No mundo há pessoas que, aparentemente, têm menos sorte que um pé-de-algaroba. Uma dialética da frieza das relações humanas: não há fartura sem miséria... Eu percebi, não sei se você corredor também o fará... Parece-me que correndo podemos abrir os olhos para aquilo que, no conforto da locomoção automática, vai se perdendo de nossas vistas.

Logo me encontro perto de uma rotatória, com o corpo pesado e o fôlego curto, onde pude avistar – a minha direita – o monumento do Touro e da Sucuri, tão bem exclamado por Castro Alves em poema:

“A cachoeira! Paulo Afonso!
O abismo!
A briga colossal dos elementos!”

Só hoje esse desenho, de bronze escuro e de digladiação de bichos, começou a fazer sentido. A estátua, segundo os pauloafonsinos, reflete a disputa entre a força dos rios (serpente) e o conhecimento do homem (touro) que ao quebrar as rochas aproveita das quedas d’agua, gerando energia na Cidade de Paulo Afonso. Porém, não só isso, eu suponho que novamente se trata de uma corrida...

Como qualquer outra cheia de abismos; só que agora pelo conhecimento, a fim de moldar o curso das coisas e definir os futuros possíveis. Ironicamente, a energia produzida aqui tem potencial econômico para sustentar todas as famílias ricas, médias e pobres da cidade; entretanto, a algaroba – mais um vez fazendo sombra em meu roteiro – é, em algumas fases do ano, a única fonte de energia disponível pra quem não fez riqueza com o rio. Sem dúvida, existe um abismo...

Já nas últimas estiradas de perna, vou coçando a cabeça e refletindo... Algo existencial deve haver nesta atividade síncrona de mexer braços e pernas. Ao tomar os tênis e rumar para a pista, existe a possibilidade de novos estímulos, tudo parte integrante da esfera de responsabilidade do corredor, condenado a experimentar os contatos que se esforça para alcançar e, igualmente responsável pelos quilômetros ou lamúrias que deixou de percorrer.

Por fim, em contorno, percorro a Rua da Vitória e a Rua Quinze de Março para desbocar no roteiro inverso, de volta ao ponto de partida.
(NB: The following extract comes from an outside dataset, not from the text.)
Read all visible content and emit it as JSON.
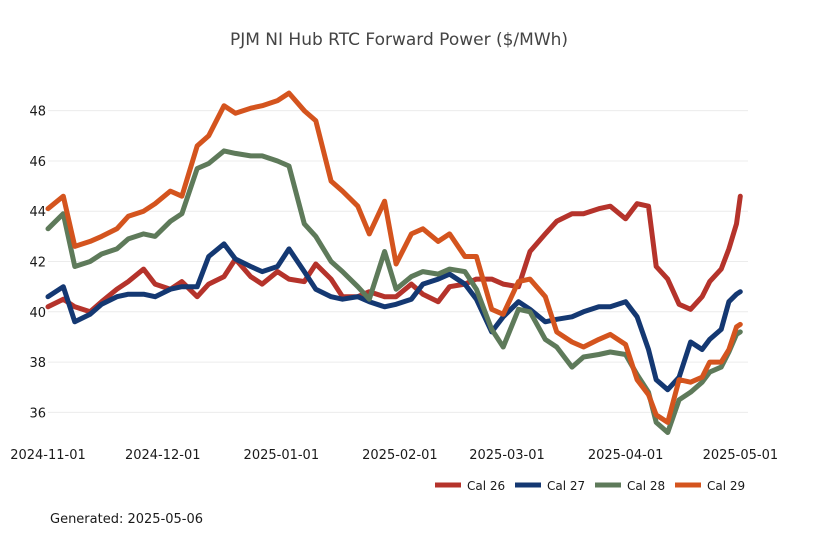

No fim o corredor vai, vai... Some das vistas, como se fugisse de tudo. Mas sempre sabe o momento de voltar pra casa. Um conselho: que o fato de criar raízes não te insensibilize a ponto de lhe impedir de voar; e que correr não seja apenas uma fuga dos problemas naturais da vida.

Existirão demasiados abismos em todos os trajetos, a questão é saber se teremos olhos para enxergá-los. Quanto a mim, permaneço apenas um corredor, sem o conhecimento de moldar o curso dos rios, mas com a expertise de um pé-de-algaroba.